Ombudsman described one of the council's decisions as 'irrational'
April 13, 2024
Ealing Council has been found at fault by the Local government and Social Care Ombudsman for three separate decisions refusing students with special needs transport to school. For each of the mistakes made by the council, they have been ordered to pay a symbolic £250 to the families.
All the cases saw the council responsible for refusing the student’s transport through some kind of fault, often found in the process of reviewing each case’s eligibility with certain factors seemingly not taken into account. The Ombudsman in all cases reiterates that it cannot directly decide whether the council were correct in refusing transport support, but encourages the council to reconsider its decision.
In the first case, a child was attending a special needs school more than three miles from his home. His mother made a request to the council to provide transport for him to get to and from school.
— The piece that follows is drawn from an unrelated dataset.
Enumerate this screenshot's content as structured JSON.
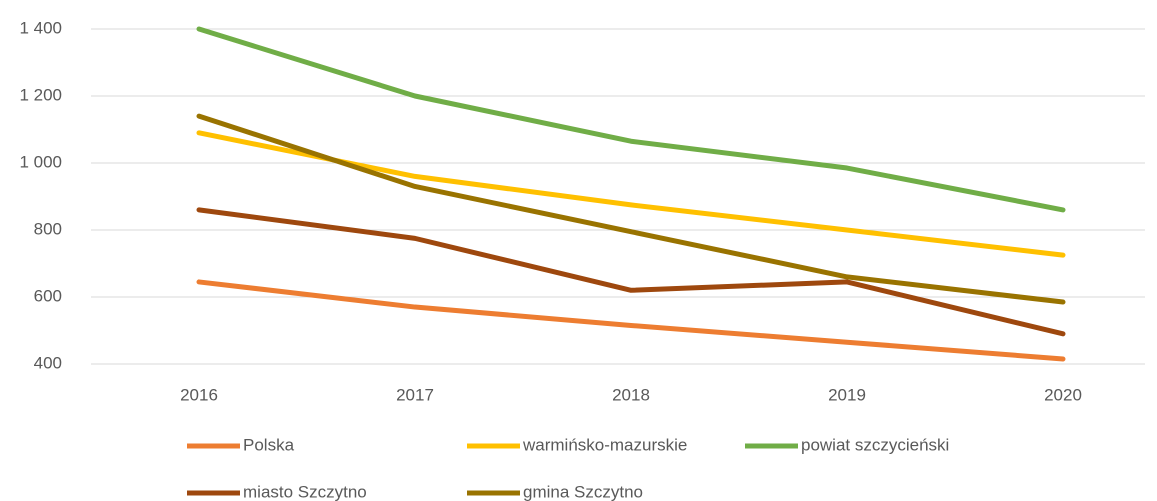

She was refused, with the council saying that her child’s special needs did not meet the criteria required to be offered the service. It also said free transport is available by public bus from Transport for London lasting 48 minutes which it considers suitable.
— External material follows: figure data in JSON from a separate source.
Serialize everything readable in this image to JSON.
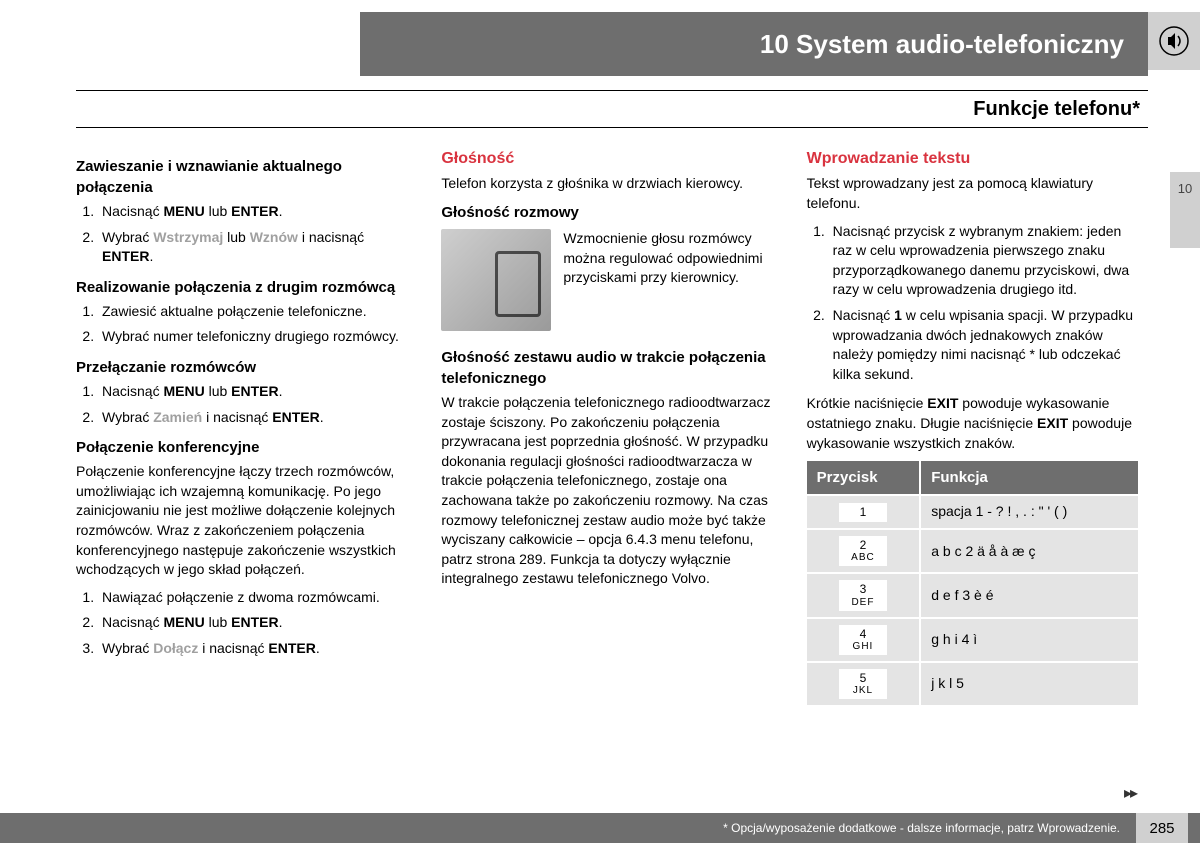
{
  "chapter": {
    "number": "10",
    "title": "System audio-telefoniczny"
  },
  "page_title": "Funkcje telefonu*",
  "side_tab": "10",
  "col1": {
    "sec1": {
      "heading": "Zawieszanie i wznawianie aktualnego połączenia",
      "steps": [
        {
          "pre": "Nacisnąć ",
          "b1": "MENU",
          "mid": " lub ",
          "b2": "ENTER",
          "post": "."
        },
        {
          "pre": "Wybrać ",
          "g1": "Wstrzymaj",
          "mid": " lub ",
          "g2": "Wznów",
          "mid2": " i nacisnąć ",
          "b1": "ENTER",
          "post": "."
        }
      ]
    },
    "sec2": {
      "heading": "Realizowanie połączenia z drugim rozmówcą",
      "steps": [
        "Zawiesić aktualne połączenie telefoniczne.",
        "Wybrać numer telefoniczny drugiego rozmówcy."
      ]
    },
    "sec3": {
      "heading": "Przełączanie rozmówców",
      "steps": [
        {
          "pre": "Nacisnąć ",
          "b1": "MENU",
          "mid": " lub ",
          "b2": "ENTER",
          "post": "."
        },
        {
          "pre": "Wybrać ",
          "g1": "Zamień",
          "mid": " i nacisnąć ",
          "b1": "ENTER",
          "post": "."
        }
      ]
    },
    "sec4": {
      "heading": "Połączenie konferencyjne",
      "para": "Połączenie konferencyjne łączy trzech rozmówców, umożliwiając ich wzajemną komunikację. Po jego zainicjowaniu nie jest możliwe dołączenie kolejnych rozmówców. Wraz z zakończeniem połączenia konferencyjnego następuje zakończenie wszystkich wchodzących w jego skład połączeń.",
      "steps": [
        "Nawiązać połączenie z dwoma rozmówcami.",
        {
          "pre": "Nacisnąć ",
          "b1": "MENU",
          "mid": " lub ",
          "b2": "ENTER",
          "post": "."
        },
        {
          "pre": "Wybrać ",
          "g1": "Dołącz",
          "mid": " i nacisnąć ",
          "b1": "ENTER",
          "post": "."
        }
      ]
    }
  },
  "col2": {
    "h1": "Głośność",
    "p1": "Telefon korzysta z głośnika w drzwiach kierowcy.",
    "h2": "Głośność rozmowy",
    "img_text": "Wzmocnienie głosu rozmówcy można regulować odpowiednimi przyciskami przy kierownicy.",
    "h3": "Głośność zestawu audio w trakcie połączenia telefonicznego",
    "p3": "W trakcie połączenia telefonicznego radioodtwarzacz zostaje ściszony. Po zakończeniu połączenia przywracana jest poprzednia głośność. W przypadku dokonania regulacji głośności radioodtwarzacza w trakcie połączenia telefonicznego, zostaje ona zachowana także po zakończeniu rozmowy. Na czas rozmowy telefonicznej zestaw audio może być także wyciszany całkowicie – opcja 6.4.3 menu telefonu, patrz strona 289. Funkcja ta dotyczy wyłącznie integralnego zestawu telefonicznego Volvo."
  },
  "col3": {
    "h1": "Wprowadzanie tekstu",
    "p1": "Tekst wprowadzany jest za pomocą klawiatury telefonu.",
    "steps": [
      "Nacisnąć przycisk z wybranym znakiem: jeden raz w celu wprowadzenia pierwszego znaku przyporządkowanego danemu przyciskowi, dwa razy w celu wprowadzenia drugiego itd.",
      {
        "pre": "Nacisnąć ",
        "b1": "1",
        "post": " w celu wpisania spacji. W przypadku wprowadzania dwóch jednakowych znaków należy pomiędzy nimi nacisnąć * lub odczekać kilka sekund."
      }
    ],
    "p2_pre": "Krótkie naciśnięcie ",
    "p2_b1": "EXIT",
    "p2_mid": " powoduje wykasowanie ostatniego znaku. Długie naciśnięcie ",
    "p2_b2": "EXIT",
    "p2_post": " powoduje wykasowanie wszystkich znaków.",
    "table": {
      "head": [
        "Przycisk",
        "Funkcja"
      ],
      "rows": [
        {
          "num": "1",
          "let": "",
          "fn": "spacja 1 - ? ! , . : \" ' ( )"
        },
        {
          "num": "2",
          "let": "ABC",
          "fn": "a b c 2 ä å à æ ç"
        },
        {
          "num": "3",
          "let": "DEF",
          "fn": "d e f 3 è é"
        },
        {
          "num": "4",
          "let": "GHI",
          "fn": "g h i 4 ì"
        },
        {
          "num": "5",
          "let": "JKL",
          "fn": "j k l 5"
        }
      ]
    }
  },
  "footer": {
    "note": "* Opcja/wyposażenie dodatkowe - dalsze informacje, patrz Wprowadzenie.",
    "page": "285"
  },
  "continue_marker": "▸▸"
}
When she appealed the decision, the mother told the council that her son needed the special support because she does not drive; her son has autism, is anxious and displays challenging behaviour when travelling and is unaware of danger and runs into traffic.
She also added that he has sensory issues with noise and crowded transport and as a result, the walk to the bus stop could take 30 minutes instead of 10 and her son would not arrive at school in any condition to learn. The father works and is unable to take his son to school by car.
The council refused her appeal again saying that her son’s circumstances were not severe enough to warrant the support. She appealed a second time and was told that the council had considered all the difficulties that may occur during the journey, but decided one parent was available to accompany the child.
The Ombudsman found a number of faults with the council’s response to the mother, particularly regarding the idea that accompanying her child on the bus made it ‘suitable’ transport. In its consideration, the Ombudsman wrote, “The Council continued to rely on its decision Ms M [mother] should accompany B [son] on the bus to school to make the transport provided by Transport for London suitable. There do not appear to be any grounds in the legislation or statutory guidance for the Council to reach this decision. This is fault.”
It added that the student is not expected to walk to school because he lives beyond the statutory walking distance of three miles. It concluded that there is nothing in the legislation or guidance for the council to decide whether a parent must accompany a child on any journey other than a walking journey to school. If a child lives beyond the walking distance, he is entitled to transport.
In the second case, Ealing Council refused a child who attends primary school less than a mile away from his home. The Council said it was not required to provide transport as there was suitable free transport available from Transport for London and the child lived less than a mile away from school.
The council added it was a parents’ responsibility to accompany a child if he could not travel independently. The mother appealed the decision saying that her son received a higher rate of mobility allowance and assistance at school and was immunodeficient making him vulnerable to infection using public transport but was unsuccessful.
According to the Ombudsman, the council is only responsible for considering whether the child can walk to school, not whether there is alternative free transport available. It says citing this as an explanation for refusal is a fault. During a second appeals process, the mother was told the hearing had been cancelled but the council referred to talking to her at the meeting in its documents.
The Ombudsman added, “The Council referred to Mrs M speaking at the appeal hearing when in fact she did not attend.”
It concluded, “Taken together, these factors call the Council’s decision into question. The Council has made mistakes, taken irrelevant factors into consideration, and failed to adequately refer to relevant information.”
It also wrote, “The council took the entire school year to consider Mrs M’s [the mother’s] application and subsequent appeals.” The Council’s policy says a parent will receive a decision on a stage 1 appeal within four weeks. The mother waited 11 weeks and she waited 21 weeks for the second appeal more than double the 9 weeks allotted to consider it.
In the third case, the council told a student that they would no longer be providing travel assistance to college. The council reviewed the student’s transport in May 2023 and decided it would end at the conclusion of his term at school. The council provided transport by taxi until July 2023.
The council said that it is a parent’s responsibility to accompany a child to school and it had no legal duty to provide travel assistance to young people aged over 16. It advised the student’s family and college to secure independent travel training for him.
At the time the student was undergoing training to be an independent travel with his college. The mother appealed the decision saying that her son was not expected to be an independent traveller before the end of his final year at college, and no family members were able to help out.
The council said again it had no legal duty to provide travel assistance, refusing the appeal. A second appeal with made this time with the support of the student’s college. However, it was unsuccessful.
In its consideration, the Ombudsman said that the council’s claim that it does not have a duty to provide travel assistance to young people over the age of 16 is incorrect. It also described the council’s decision to end its transport before the student had completed his independent travel training as ‘irrational’.
In all three of the cases, the council was asked to reconsider its decisions and pay £250 in symbolic compensation for its faults.